I
Hace unos meses el programa Séptimo día hizo un ejercicio para comprobar lo poco que nos importan las injusticias que se cometen a nuestro alrededor. Grabaron a dos mujeres en un salón de belleza, dos actrices que se encargaban de desempeñar una el rol de manicurista y la otra, el de cliente. El objetivo era que esta última insultara repetidamente a la supuesta trabajadora del lugar, que a propósito era negra, mientras le arreglaba los pies.
Se pretendía, además, que la escena la presenciaran las demás asistentes al lugar, que no eran actrices ni sabían que las estaban grabando, para, finalmente, determinar quién se animaba, se atrevía, a parar la ola de improperios.
El resultado, en general, fue la indiferencia de las testigos. Los reporteros, muy al estilo de ese programa de televisión, a la salida del lugar abordaron atropelladamente a varias mujeres que habían presenciado la situación, para preguntarles por qué no habían hecho nada. Terminaron juzgándolas y algunas de ellas, supongo que incómodas con las cámaras y pensando a la carrera, aceptaron “su omisión”.
Tengo que decir que yo difícilmente hubiera hecho algo. Quizá advertir a un guarda de seguridad, pero no lo que pretendían los reporteros: que uno se interpusiera entre ambas mujeres y le diera una lección a aquella que insultadora profesional.
II
Hay ocasiones en las que, al ver que alguien lanza una basura a la calle, siento el impulso de hacerle aquella broma de decirle irónicamente: “Ey, señor, señora. Mire lo que se le cayó”, y recoger el papel del suelo y entregárselo para que caiga en la cuenta de su falta de civilidad.
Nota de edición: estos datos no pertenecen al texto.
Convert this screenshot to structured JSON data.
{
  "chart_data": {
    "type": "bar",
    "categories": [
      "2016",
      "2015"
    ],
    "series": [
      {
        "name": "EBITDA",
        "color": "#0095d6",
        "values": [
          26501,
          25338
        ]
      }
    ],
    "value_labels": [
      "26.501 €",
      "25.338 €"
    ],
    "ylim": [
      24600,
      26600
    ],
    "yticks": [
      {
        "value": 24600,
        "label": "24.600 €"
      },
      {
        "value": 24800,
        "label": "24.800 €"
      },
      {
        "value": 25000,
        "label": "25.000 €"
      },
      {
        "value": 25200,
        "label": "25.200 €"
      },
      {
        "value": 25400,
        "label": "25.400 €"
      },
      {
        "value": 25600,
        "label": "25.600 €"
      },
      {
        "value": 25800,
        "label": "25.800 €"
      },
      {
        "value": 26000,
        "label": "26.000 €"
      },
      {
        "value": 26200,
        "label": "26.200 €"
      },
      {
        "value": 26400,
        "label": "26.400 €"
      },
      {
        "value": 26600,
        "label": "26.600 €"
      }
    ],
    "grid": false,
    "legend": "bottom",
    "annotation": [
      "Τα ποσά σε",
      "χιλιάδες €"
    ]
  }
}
Pero la razón para no hacerlo, para mí y para muchos, es el miedo. No es falta de indignación, sino la conciencia de que por ahí abundan irracionales sordos ante los argumentos, que creen que una palabra, léase bien, una palabra en contra de sus acciones, es un ataque que solo puede ser respondido con una agresión física.
Así, al menos para quienes somos enemigos de la violencia, se nos ha ido arraigando el hábito de comer callados, de mirar para otro lado, de cambiarnos de andén y continuar el camino; de justificarnos diciendo: “son cosas de ellos”, a pesar de que ocurran en espacios públicos y lo privado, indefectiblemente, se vuelva público.
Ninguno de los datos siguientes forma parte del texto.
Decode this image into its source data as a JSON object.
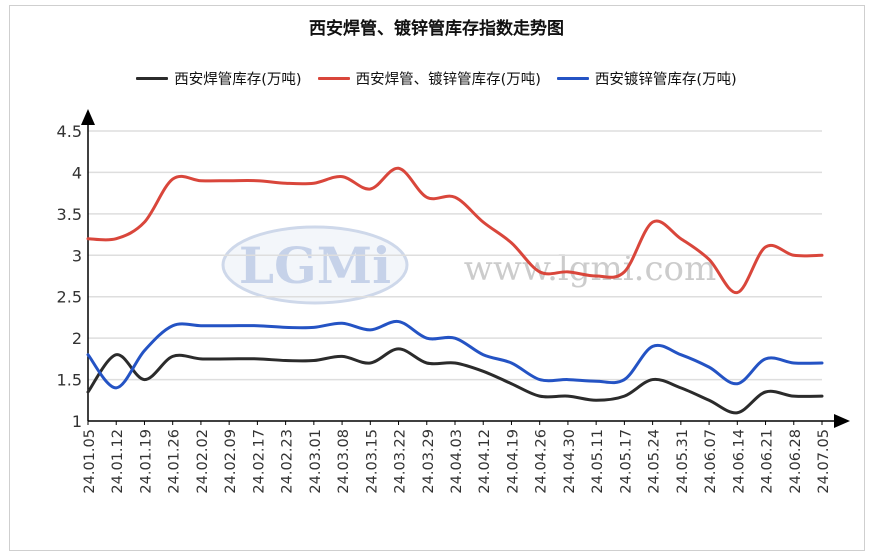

En estos casos, como ciudadanos, hemos ido perdiendo el valor, que Hannah Arendt consideró una virtud, “una de las más elementales actitudes políticas”. Y nos falta el valor por el miedo a la agresión del otro.
¿Vieron el video de los motociclistas que después de protestar golpearon a un hombre en Chipre? (http://www.lapatria.com/sucesos/de-motociclistas-protestantes-victimarios-27373)
¿Qué ciudadano se hubiera atrevido a mediar allí cuando lo que imperaba eran las acciones bárbaras de una masa irracional?
Tanto que un par de días después de conocidas las imágenes, Hómez lo caricaturizó así en La Patria:
La pérdida de nuestro valor civil, incluso para situaciones menos sofocantes que esa, es preocupante porque, finalmente, en una sociedad debería existir cierta clase de conflictos que los ciudadanos pudiéramos resolver entre nosotros, por medios no violentos y sin la intervención de terceros llamados a poner orden, como la Policía.
Lo más preocupante es que ese valor se pierda, no por factores que sí serían criticables, como la indiferencia, el egoísmo o la indolencia, sino por físico miedo.
No nos juzguen por sentirlo. Al menos por ahora. También queremos mantenernos vivos.